On October 4, 2016, the U.S. Court of Appeals for the Federal Circuit heard oral arguments in this case.  Objecting to the district court’s interpretation of AIA 35 U.S.C. § 102(a)(1), Teva argued that such an interpretation would throw decades of precedent out the window; Notably, 42 intellectual property professors agreed with Teva’s position in an amicus brief filed with the court.  In addition, Teva argued the new phrase is meant solely to enumerate a new area of prior art, including “tweets” and online videos, that the drafters of the 1952 statute did not contemplate.  In other words, according to Teva, this new phrase refers to a new category of prior art and does not change how statutory terms, such as “on sale” or “public use,” are to be interpreted.
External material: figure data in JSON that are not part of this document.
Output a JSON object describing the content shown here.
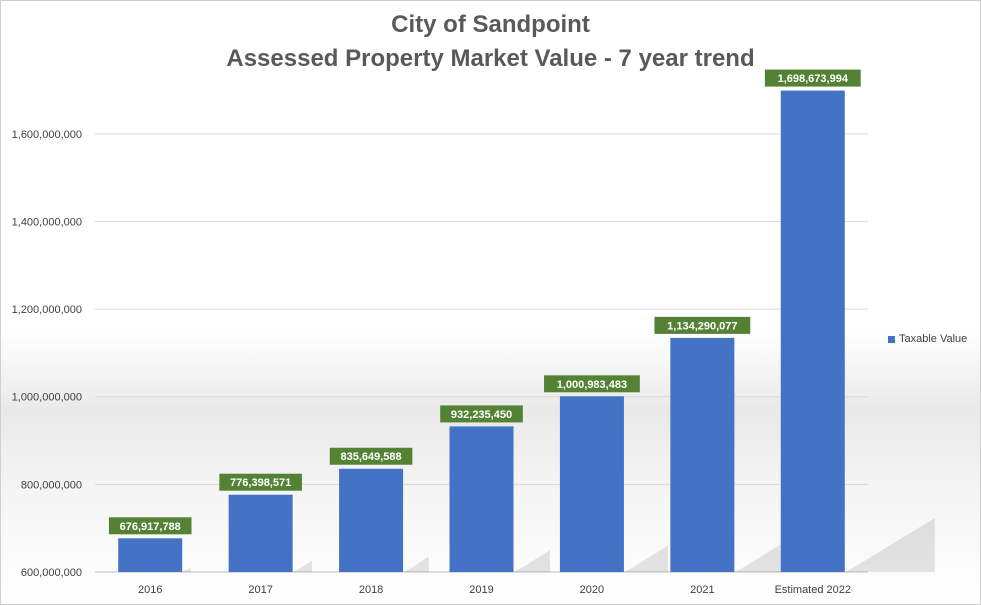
{
  "chart_data": {
    "type": "bar",
    "title": "City of Sandpoint",
    "subtitle": "Assessed Property Market Value - 7 year trend",
    "categories": [
      "2016",
      "2017",
      "2018",
      "2019",
      "2020",
      "2021",
      "Estimated 2022"
    ],
    "series": [
      {
        "name": "Taxable Value",
        "values": [
          676917788,
          776398571,
          835649588,
          932235450,
          1000983483,
          1134290077,
          1698673994
        ],
        "data_labels": [
          "676,917,788",
          "776,398,571",
          "835,649,588",
          "932,235,450",
          "1,000,983,483",
          "1,134,290,077",
          "1,698,673,994"
        ]
      }
    ],
    "xlabel": "",
    "ylabel": "",
    "ylim": [
      600000000,
      1700000000
    ],
    "yticks": [
      600000000,
      800000000,
      1000000000,
      1200000000,
      1400000000,
      1600000000
    ],
    "ytick_labels": [
      "600,000,000",
      "800,000,000",
      "1,000,000,000",
      "1,200,000,000",
      "1,400,000,000",
      "1,600,000,000"
    ],
    "grid": true,
    "legend_position": "right",
    "colors": {
      "bar": "#4472c4",
      "data_label_bg": "#548235",
      "data_label_text": "#ffffff",
      "grid": "#d9d9d9",
      "axis_text": "#404040",
      "title": "#595959"
    }
  }
}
Meanwhile, the U.S. government argued in support of Helsinn, contending that only sales that make an invention available to the public trigger the on-sale bar, and that the AIA merely confirmed that this was already the rule pre-AIA.  Thus, according to the U.S. government, this new phrase provides a new catchall provision to explicitly distinguish secret sales from public sales, allowing inventions to be kept secret without forfeiture of any patent rights.

What’s at Stake

If Teva prevails, accused infringers may continue to challenge and even invalidate patents based on private, secret or nonpublic sales and business transactions.  On the other hand, if Teva loses, companies and inventors may be allowed to profit from their inventions through secret sales without jeopardizing their patent rights in the long term.

Regardless of the outcome, in the AIA first-to-file regime, a best practice is still to file a patent application before any “public” disclosure, including secret sales or sales offers, to avoid a potential on-sale bar under 35 U.S.C. § 102(a).